Friday, February 22, 2013

Browseworthy


  1. Nature reports that a Company offers portable peer review: Author-pays service cuts down on redundant reviews.
    The concept comes from a company called Rubriq. Charging authors an estimated US$500–700 for its service, the firm plans to offer a standard-format anonymized review, and is currently testing its concept with publishers including Public Library of Science (PLoS), Karger, F1000Research and Wiley, as well as more than 500 reviewers.
    The idea is for authors to pay for a quick independent peer review, as done currently, with the reviews to travel along with the paper when submitted to journals. If it gets rejected in one, the paper goes to the next journal along with the peer reviews already done and so on, saving time for all involved, before the authors find a suitable journal for getting their paper published.
  2. Journal impact factor is useless and even detrimental. Assessment done based on journal ranking is bad scientific practice. As an academic if you still need convincing on these observations, read the recent salvo by Björn Brembs, Marcus Munafò titled "Deep Impact: Unintended consequences of journal rank" posted in the arXiv.

    The authors suggest to close down this journal publishing enterprise in toto "[...] in favor of a library-based scholarly communication system".
  3. The claim that most biomedical research is wrong was first put forward by John Ioannidis at the University of Ioannina in Greece in 2005 [PLoS paper].

    This is being challenged in a recent paper posted in arXiv titled "Empirical Estimates Suggest Most Published Medical Research is True". Analysis in this paper suggest that the real number is just 14 per cent.

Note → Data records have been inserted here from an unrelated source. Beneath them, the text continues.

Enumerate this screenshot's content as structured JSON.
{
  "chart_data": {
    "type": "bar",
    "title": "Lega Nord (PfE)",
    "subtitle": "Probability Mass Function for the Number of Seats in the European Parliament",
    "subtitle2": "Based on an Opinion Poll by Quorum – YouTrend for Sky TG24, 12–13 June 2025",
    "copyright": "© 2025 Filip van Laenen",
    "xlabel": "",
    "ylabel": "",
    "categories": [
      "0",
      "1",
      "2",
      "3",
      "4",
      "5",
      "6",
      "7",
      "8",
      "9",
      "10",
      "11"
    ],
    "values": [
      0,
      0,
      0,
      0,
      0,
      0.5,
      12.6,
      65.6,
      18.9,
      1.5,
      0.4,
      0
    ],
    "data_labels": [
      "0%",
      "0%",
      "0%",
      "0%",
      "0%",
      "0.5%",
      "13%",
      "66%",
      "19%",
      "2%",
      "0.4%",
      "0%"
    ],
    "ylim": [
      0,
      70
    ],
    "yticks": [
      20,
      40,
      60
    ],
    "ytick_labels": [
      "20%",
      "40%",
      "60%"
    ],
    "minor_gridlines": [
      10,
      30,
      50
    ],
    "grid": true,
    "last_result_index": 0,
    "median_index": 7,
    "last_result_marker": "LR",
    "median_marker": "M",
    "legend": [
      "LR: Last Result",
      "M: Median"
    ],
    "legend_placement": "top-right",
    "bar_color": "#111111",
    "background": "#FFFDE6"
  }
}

    Read a brief on this Technology Review article.
  4. In an opinion piece titled Why Business Schools Teach Transparency but Practice Ambiguity Larry Zicklin provides several examples on why business schools should consider doing less research and more teaching. Here is his starting argument
    [...] if faculty members assumed larger teaching workloads, while doing less research, universities could deliver a college education at a fraction of its present cost. And all that would be lost would be a succession of what he sees as research papers that are of only marginal interest.
    Read More...
  5. Dean Keith Simonton, Professor of psychology at UC Davis,has a provocative Scientific genius is extinct comment in Nature. A copious quote from the article:
    Our theories and instruments now probe the earliest seconds and farthest reaches of the Universe, and we can investigate the tiniest of life forms and the shortest-lived of subatomic particles. It is difficult to imagine that scientists have overlooked some phenomenon worthy of its own discipline alongside astronomy physics, chemistry and biology. For more than a century, any new discipline has been a hybrid of one of these, such as astrophysics, biochemistry or astrobiology. Future advances are likely to build on what is already known rather than alter the foundations of knowledge. One of the biggest recent scientific accomplishments is the discovery of the Higgs boson – the existence of which was predicted decades ago.

    [...]If anything, scientists today might require more raw intelligence to become a first-rate researcher than it took to become a genius during… the scientific revolution in the sixteenth and seventeenth century, given how much information and experience researchers must now acquire to become proficient.
    The article would have made me reflect more, if only it had defined properly what (according to the author) is scientific genius.